If an individual suspect any misuse or loss of, or unauthorised access to, their data, they should let us know immediately. We are not liable for any loss, damage or claim arising out of another person’s use of the data where we were authorised to provide that person with the data.

DATA RETENTION PERIOD

We only save your data as long as necessary to provide our Services or for the time we have a legitimate interest in retaining the data. Deletion of your data is executed after expiring of the periods as required by law or contract. Data which is not subject to such mandatory retention periods will be deleted after omission of said purposes.

HOW TO ACCESS AND/OR UPDATE DATA; TRANSFER OF DATA

If an individual cannot update his or her own information on its own, we will correct any errors in the data we hold about an individual within 7 days of receiving notice from them about those errors. It is an individual’s responsibility to provide us with accurate and truthful data. We cannot be liable for any information that is provided to us that is incorrect. We safeguard on your request the transmission of your personal data in a suitable manner.

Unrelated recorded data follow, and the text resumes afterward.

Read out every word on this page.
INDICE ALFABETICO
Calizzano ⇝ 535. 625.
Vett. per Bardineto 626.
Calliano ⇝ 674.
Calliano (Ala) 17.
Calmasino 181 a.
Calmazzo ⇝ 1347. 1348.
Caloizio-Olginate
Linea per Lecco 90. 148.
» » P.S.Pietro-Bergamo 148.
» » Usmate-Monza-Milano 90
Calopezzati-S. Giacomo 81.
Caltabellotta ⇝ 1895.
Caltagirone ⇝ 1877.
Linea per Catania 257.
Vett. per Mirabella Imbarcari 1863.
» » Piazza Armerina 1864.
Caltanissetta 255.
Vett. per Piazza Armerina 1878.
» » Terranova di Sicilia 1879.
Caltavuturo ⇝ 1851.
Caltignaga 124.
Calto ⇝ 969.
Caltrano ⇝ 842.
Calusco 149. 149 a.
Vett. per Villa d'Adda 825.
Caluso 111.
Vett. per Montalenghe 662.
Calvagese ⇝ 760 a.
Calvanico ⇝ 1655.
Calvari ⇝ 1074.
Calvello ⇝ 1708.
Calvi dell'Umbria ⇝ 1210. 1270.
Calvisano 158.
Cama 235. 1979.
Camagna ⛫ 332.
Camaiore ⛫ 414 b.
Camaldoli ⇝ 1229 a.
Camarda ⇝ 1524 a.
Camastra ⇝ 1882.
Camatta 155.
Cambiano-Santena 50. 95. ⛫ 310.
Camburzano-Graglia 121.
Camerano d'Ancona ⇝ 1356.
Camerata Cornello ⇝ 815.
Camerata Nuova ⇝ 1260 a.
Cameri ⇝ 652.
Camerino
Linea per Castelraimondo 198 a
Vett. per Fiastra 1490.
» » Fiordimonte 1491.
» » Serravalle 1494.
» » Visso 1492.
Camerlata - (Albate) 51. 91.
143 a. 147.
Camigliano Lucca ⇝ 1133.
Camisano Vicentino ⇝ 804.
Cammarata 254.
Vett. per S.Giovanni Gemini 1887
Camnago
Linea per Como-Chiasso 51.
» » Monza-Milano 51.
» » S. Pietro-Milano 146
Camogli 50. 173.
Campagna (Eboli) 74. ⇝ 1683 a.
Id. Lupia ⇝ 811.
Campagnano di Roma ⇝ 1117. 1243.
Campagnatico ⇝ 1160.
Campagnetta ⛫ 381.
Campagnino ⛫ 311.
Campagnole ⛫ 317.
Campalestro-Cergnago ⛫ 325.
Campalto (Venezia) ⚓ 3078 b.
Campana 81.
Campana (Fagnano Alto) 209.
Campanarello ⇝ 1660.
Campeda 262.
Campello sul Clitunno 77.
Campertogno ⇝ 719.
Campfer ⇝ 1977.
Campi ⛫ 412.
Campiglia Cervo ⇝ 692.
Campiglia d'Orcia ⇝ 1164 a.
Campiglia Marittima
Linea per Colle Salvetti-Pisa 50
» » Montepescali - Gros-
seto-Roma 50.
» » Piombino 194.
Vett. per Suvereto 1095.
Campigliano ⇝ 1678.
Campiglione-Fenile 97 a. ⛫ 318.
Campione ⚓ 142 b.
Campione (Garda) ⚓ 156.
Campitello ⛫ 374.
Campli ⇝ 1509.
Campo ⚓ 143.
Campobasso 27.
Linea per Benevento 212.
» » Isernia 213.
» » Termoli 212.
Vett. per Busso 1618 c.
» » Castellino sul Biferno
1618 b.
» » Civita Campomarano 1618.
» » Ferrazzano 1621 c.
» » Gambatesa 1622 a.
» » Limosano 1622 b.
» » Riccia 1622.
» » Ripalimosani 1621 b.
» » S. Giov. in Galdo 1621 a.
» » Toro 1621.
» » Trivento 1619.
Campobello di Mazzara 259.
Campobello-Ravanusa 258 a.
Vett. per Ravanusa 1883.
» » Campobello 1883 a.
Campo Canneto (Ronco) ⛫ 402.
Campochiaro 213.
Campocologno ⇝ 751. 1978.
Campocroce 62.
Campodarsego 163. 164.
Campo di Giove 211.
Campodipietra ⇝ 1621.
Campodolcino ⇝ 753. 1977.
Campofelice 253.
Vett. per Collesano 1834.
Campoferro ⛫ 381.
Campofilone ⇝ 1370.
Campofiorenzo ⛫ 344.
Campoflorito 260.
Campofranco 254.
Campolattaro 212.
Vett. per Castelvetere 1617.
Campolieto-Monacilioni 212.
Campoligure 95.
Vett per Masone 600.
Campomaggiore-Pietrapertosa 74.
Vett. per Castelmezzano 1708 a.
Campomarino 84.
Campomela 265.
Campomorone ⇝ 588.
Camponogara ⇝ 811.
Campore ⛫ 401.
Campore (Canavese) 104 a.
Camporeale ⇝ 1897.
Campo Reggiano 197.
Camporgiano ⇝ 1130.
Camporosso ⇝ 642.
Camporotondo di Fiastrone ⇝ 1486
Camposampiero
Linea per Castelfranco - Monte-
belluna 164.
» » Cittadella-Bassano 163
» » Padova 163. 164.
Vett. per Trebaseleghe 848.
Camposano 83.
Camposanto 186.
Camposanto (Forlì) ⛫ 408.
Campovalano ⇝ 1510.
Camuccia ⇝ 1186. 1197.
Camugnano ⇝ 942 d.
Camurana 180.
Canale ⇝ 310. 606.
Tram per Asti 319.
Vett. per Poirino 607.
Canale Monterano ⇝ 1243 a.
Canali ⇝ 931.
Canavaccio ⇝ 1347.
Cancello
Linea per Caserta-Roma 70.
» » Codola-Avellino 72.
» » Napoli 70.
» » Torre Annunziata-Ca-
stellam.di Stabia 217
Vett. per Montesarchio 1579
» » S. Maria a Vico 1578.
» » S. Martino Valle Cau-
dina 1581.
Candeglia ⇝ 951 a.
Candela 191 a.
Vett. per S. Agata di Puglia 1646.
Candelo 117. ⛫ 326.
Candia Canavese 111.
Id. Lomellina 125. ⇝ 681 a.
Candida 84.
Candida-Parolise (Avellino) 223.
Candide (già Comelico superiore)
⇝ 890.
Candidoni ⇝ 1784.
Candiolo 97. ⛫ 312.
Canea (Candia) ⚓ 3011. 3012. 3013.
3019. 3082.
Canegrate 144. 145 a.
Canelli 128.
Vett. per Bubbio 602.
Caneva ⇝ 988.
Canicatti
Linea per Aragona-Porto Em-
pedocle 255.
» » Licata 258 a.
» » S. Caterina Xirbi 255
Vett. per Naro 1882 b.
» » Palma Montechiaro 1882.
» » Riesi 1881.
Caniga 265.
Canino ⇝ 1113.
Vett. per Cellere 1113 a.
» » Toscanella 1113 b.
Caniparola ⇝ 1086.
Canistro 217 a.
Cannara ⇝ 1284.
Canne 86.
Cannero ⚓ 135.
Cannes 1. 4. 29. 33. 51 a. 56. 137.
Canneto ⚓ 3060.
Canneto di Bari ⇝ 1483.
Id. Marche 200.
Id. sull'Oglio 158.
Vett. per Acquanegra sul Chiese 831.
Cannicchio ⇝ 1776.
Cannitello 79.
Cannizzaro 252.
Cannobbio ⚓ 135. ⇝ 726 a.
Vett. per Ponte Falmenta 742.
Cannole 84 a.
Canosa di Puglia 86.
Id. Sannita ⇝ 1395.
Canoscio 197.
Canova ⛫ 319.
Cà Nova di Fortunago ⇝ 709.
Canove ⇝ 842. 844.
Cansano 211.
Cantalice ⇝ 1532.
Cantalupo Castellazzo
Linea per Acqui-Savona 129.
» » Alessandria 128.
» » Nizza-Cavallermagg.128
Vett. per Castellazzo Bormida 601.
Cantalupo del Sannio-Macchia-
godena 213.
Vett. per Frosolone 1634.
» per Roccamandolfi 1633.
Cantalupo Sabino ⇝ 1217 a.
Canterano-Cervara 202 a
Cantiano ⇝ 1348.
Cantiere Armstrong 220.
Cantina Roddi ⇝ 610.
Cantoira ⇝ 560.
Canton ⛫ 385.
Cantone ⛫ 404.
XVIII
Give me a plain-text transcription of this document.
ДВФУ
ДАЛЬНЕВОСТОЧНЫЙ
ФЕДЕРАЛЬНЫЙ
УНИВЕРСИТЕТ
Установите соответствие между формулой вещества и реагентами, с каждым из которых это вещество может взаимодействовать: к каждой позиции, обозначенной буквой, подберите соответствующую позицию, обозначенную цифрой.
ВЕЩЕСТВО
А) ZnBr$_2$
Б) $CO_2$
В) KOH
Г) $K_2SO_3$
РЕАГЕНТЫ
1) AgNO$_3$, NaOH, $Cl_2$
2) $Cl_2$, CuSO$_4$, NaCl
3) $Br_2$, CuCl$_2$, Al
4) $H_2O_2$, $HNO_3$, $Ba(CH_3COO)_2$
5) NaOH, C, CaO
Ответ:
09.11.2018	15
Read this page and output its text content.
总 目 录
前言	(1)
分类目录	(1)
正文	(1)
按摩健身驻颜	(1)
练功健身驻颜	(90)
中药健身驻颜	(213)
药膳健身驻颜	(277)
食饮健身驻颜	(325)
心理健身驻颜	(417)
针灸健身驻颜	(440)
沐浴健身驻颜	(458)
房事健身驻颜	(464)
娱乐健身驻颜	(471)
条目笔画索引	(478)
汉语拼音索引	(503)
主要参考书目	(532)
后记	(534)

DELETION OF ACCOUNTS AND DATA

At any time, you can request your account to be deleted, by contacting us via e-mail to info@thinkt.digital or sending us a letter to Trackmydrum, c/o THINKT digital GmbH, Alt-Moabit 92, 10559 Berlin. If you request that your account shall be deleted, your data will be deleted, unless other retention times with respect to deletion are provided for by the applicable laws, or retention is required in order to conclude contractual performance, complete relevant services, or for other compliance, accounting and settlement purposes. Your activity and communications on our Services will continue to be stored, provided that we would then anonymise your name upon request.

RIGHT TO WITHDRAW

If our use of your personal data and information is based on consent which you have granted, you may withdraw such consent at any time for the future by sending us an e-mail to info@thinkt.digital or a letter to Trackmydrum c/o THINKT digital GmbH, Alt-Moabit 92, 10559 Berlin.

COMPLAINTS TO DATA PROTECTION AUTHORITIES

If you have complaints regarding processing your personal data you have the right to lodge a respective complaint to the competent supervisory authority. You may contact the data protection authority which is responsible for your place of residence or your federal state. You may also direct your complaint to the data protection authority in charge for our Services.